В ту ночь именно он водил нас по улицам ночного города.
– Мандарин…
Мы стали называть его Мандарином, потому что это была его любимая песенка, он пел ее все лето. А осенью все мы отправились на войну. Никто не знал ни его настоящего имени, ни того, где он жил или откуда он был родом. Мы видели его только по пятницам и субботам, когда он важно, словно вельможная дама, сходил с трамвая, напевая свою обычную песенку.
Мандарин. Сонни. Имя неизвестно. Он был довольно высоким – около шести футов – и очень худым (сам он называл себя не иначе как стройным). Спустившись, он попадал в наше окружение, и был теплый летний вечер – погода, казалось, изменялась по мановению его изящных рук с тонкими пальцами, сжимающими длинный мундштук, которым он, смеясь, указывал на силуэты зданий, на деревья или, скажем, на нас. Он смеялся решительно над всем, и мы смеялись вместе с ним, ибо жизнь в ту пору казалась нам чем-то чертовски забавным.
Мандарин. Сонни. Да, как графиня, выходил он из ставшего неожиданно королевским экипажем трамвая и шествовал по парку, притягивая к себе одиноких юнцов, которые следовали за ним, почти не разговаривая, не сводя с него глаз.
Нам казалось в то лето, что еще немного – и произойдет нечто очень важное и нам скажут не только, где мы и кто мы, но и куда нам следует идти. Сонни устраивался в самом центре выложенной красным кирпичом площади, принимая это за свое естественное право, и, надменно оглядевшись по сторонам, тыкал мундштуком в ораторов, превозносивших добродетели Сталина или Гитлера, – чума, мол, на оба ваших дома.

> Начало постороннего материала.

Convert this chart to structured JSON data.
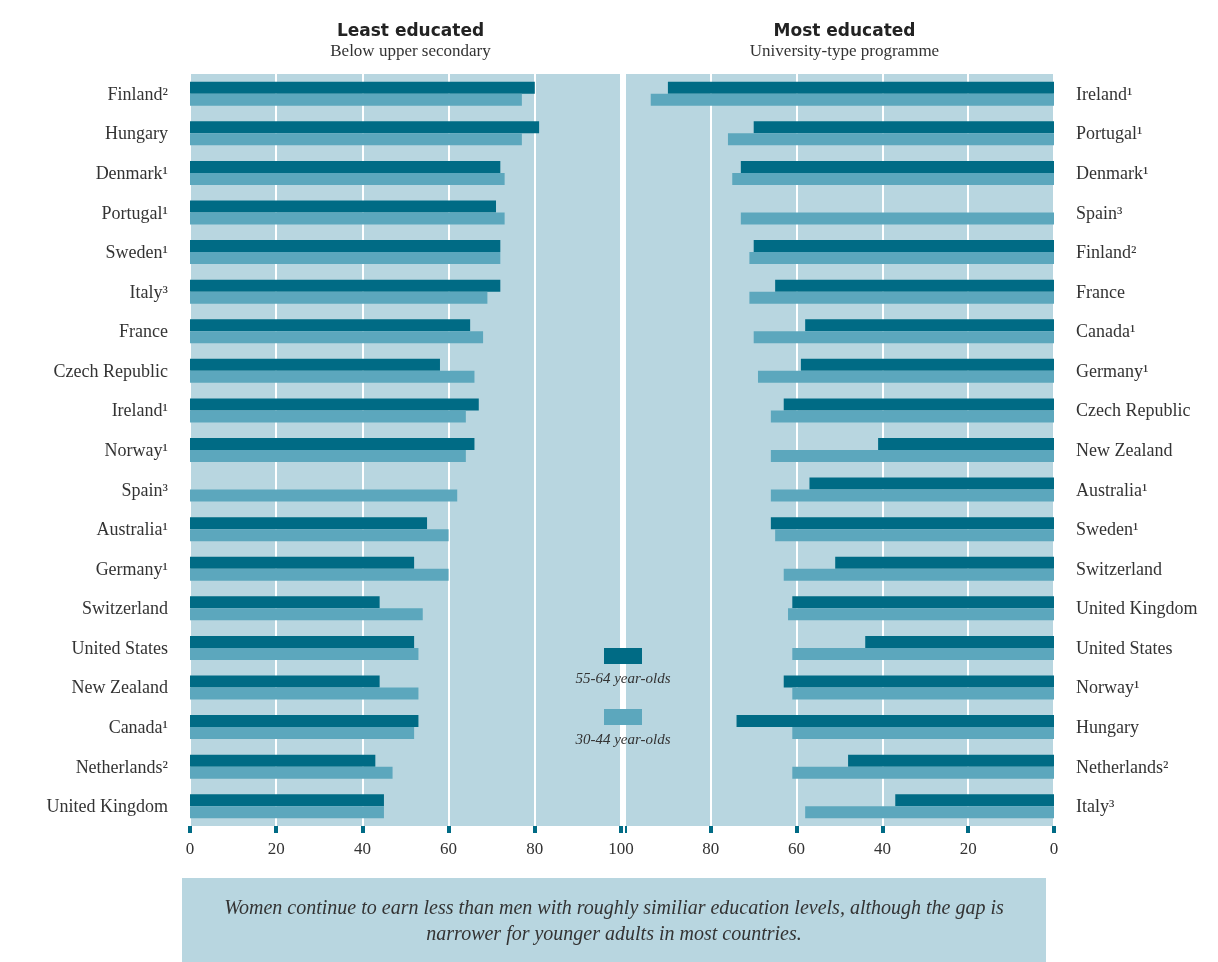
{
  "chart_data": [
    {
      "type": "bar",
      "orientation": "horizontal",
      "title": "Least educated",
      "subtitle": "Below upper secondary",
      "categories": [
        "Finland²",
        "Hungary",
        "Denmark¹",
        "Portugal¹",
        "Sweden¹",
        "Italy³",
        "France",
        "Czech Republic",
        "Ireland¹",
        "Norway¹",
        "Spain³",
        "Australia¹",
        "Germany¹",
        "Switzerland",
        "United States",
        "New Zealand",
        "Canada¹",
        "Netherlands²",
        "United Kingdom"
      ],
      "series": [
        {
          "name": "55-64 year-olds",
          "color": "#006b85",
          "values": [
            80,
            81,
            72,
            71,
            72,
            72,
            65,
            58,
            67,
            66,
            null,
            55,
            52,
            44,
            52,
            44,
            53,
            43,
            45
          ]
        },
        {
          "name": "30-44 year-olds",
          "color": "#5ca7bd",
          "values": [
            77,
            77,
            73,
            73,
            72,
            69,
            68,
            66,
            64,
            64,
            62,
            60,
            60,
            54,
            53,
            53,
            52,
            47,
            45
          ]
        }
      ],
      "xlim": [
        0,
        100
      ],
      "xticks": [
        0,
        20,
        40,
        60,
        80,
        100
      ],
      "grid": "x",
      "legend": "bottom right",
      "annotations": [
        "Women continue to earn less than men with roughly similiar education levels, although the gap is narrower for younger adults in most countries."
      ]
    },
    {
      "type": "bar",
      "orientation": "horizontal",
      "title": "Most educated",
      "subtitle": "University-type programme",
      "categories": [
        "Ireland¹",
        "Portugal¹",
        "Denmark¹",
        "Spain³",
        "Finland²",
        "France",
        "Canada¹",
        "Germany¹",
        "Czech Republic",
        "New Zealand",
        "Australia¹",
        "Sweden¹",
        "Switzerland",
        "United Kingdom",
        "United States",
        "Norway¹",
        "Hungary",
        "Netherlands²",
        "Italy³"
      ],
      "series": [
        {
          "color": "#006b85",
          "values": [
            90,
            70,
            73,
            null,
            70,
            65,
            58,
            59,
            63,
            41,
            57,
            66,
            51,
            61,
            44,
            63,
            74,
            48,
            37
          ]
        },
        {
          "color": "#5ca7bd",
          "values": [
            94,
            76,
            75,
            73,
            71,
            71,
            70,
            69,
            66,
            66,
            66,
            65,
            63,
            62,
            61,
            61,
            61,
            61,
            58
          ]
        }
      ],
      "xlim": [
        100,
        0
      ],
      "xticks": [
        {
          "value": 100,
          "label": null
        },
        80,
        60,
        40,
        20,
        0
      ],
      "grid": "x"
    }
  ]
}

Когда Сонни прибывал на эти ристалища, его сопровождало не меньше полудюжины молчаливых спутников, шедших ему в кильватер. Он не смотрел на них, но принимал их присутствие как некий наряд, который полагается носить на этом забавном представлении. Он слушал речи, закрыв глаза. Они делали то же самое.

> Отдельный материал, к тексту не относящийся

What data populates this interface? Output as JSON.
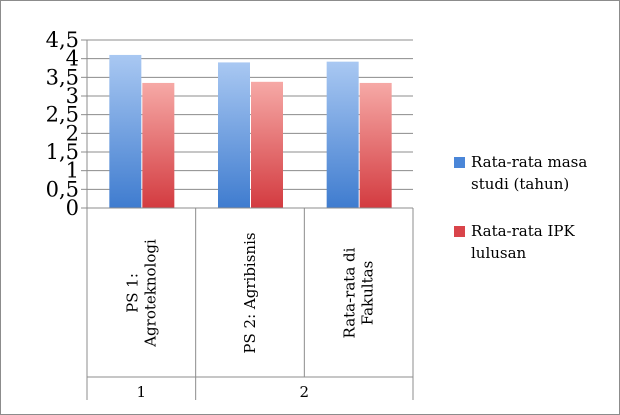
{
  "chart_data": {
    "type": "bar",
    "categories": [
      [
        "PS 1:",
        "Agroteknologi"
      ],
      [
        "PS 2: Agribisnis"
      ],
      [
        "Rata-rata di",
        "Fakultas"
      ]
    ],
    "groups": [
      {
        "label": "1",
        "span": [
          0,
          0
        ]
      },
      {
        "label": "2",
        "span": [
          1,
          2
        ]
      }
    ],
    "series": [
      {
        "name": "Rata-rata masa studi (tahun)",
        "legend_lines": [
          "Rata-rata masa",
          "studi (tahun)"
        ],
        "color": "#4a86d8",
        "values": [
          4.1,
          3.9,
          3.92
        ]
      },
      {
        "name": "Rata-rata IPK lulusan",
        "legend_lines": [
          "Rata-rata IPK",
          "lulusan"
        ],
        "color": "#d9444a",
        "values": [
          3.35,
          3.38,
          3.35
        ]
      }
    ],
    "ylim": [
      0,
      4.5
    ],
    "yticks": [
      "0",
      "0,5",
      "1",
      "1,5",
      "2",
      "2,5",
      "3",
      "3,5",
      "4",
      "4,5"
    ],
    "grid": true,
    "legend": "right"
  }
}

К их числу принадлежал и я.
Имен друг друга мы не знали. Конечно же, кто-то звался Питом, кто-то Томом, а кто-то и Джимом. Лишь однажды какой-то молокосос назвался Г. Бедфордом Джонсом[54], но он наверняка врал, поскольку в десять лет мне доводилось читать в «Аргози» романы писателя, носившего точно такое же имя.

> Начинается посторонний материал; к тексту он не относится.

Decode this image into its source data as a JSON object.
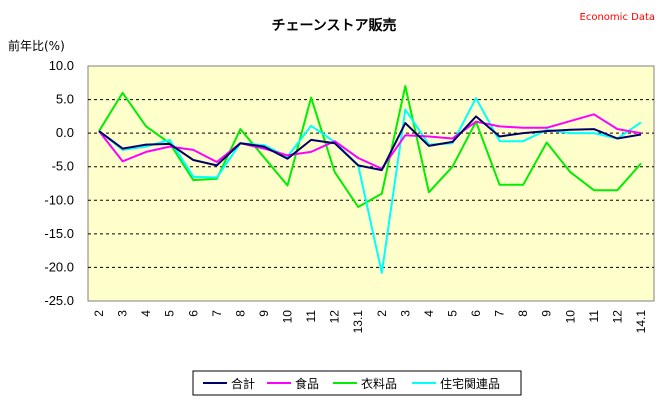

Да и кому были нужны все эти имена, если по выходным Сонни давал нам все новые клички? Один из нас получал прозвище Шприц, другой – Крошка, третий – Старейшина, еще один – я – был Инопланетянин, а иногда он и вовсе обращался к своему ночному дозору «шайка» или «кадеты», а то и просто «парни» или «одинокие сердца».
Я практически ничего не знал о своих приятелях, которые вообще-то и приятелями не были – просто загулявшие допоздна туристы из разных городов. Спустя много лет я описывал Лос-Анджелес и восемьдесят или девяносто маленьких окрестных городков как восемьдесят пять апельсинов, стремящихся к обретению некоего общего центра тяжести. Тогда же, в конце 1939 года, мне было известно всего два места, которые могли стать таким центром: раскаленная от бесконечных политических баталий площадь Першинг-Сквер и Голливуд с эктоплазмой его слоняющихся с места на место в поисках любовных связей обитателей.
Бродившие по предвоенному Лос-Анджелесу молодые люди пребывали в уверенности, что все окрестные красотки мечтают единственно о том, чтобы затащить их в постель (чего, с другой стороны, никогда не происходило), и поэтому в преддверии уикенда подолгу изучали свое отражение в зеркале. Компанию объединяли именно инстинкты, но не интеллект. И Сонни.
Вероятно, его зеркало показывало, в точности как и наши, тщетные надежды на идеально завязанный галстук и чистый воротничок. Впрочем, зеркальные отражения мало чем отличаются от тестов Роршаха – разглядывая их, мы становимся жертвой собственной близорукости или наших страхов.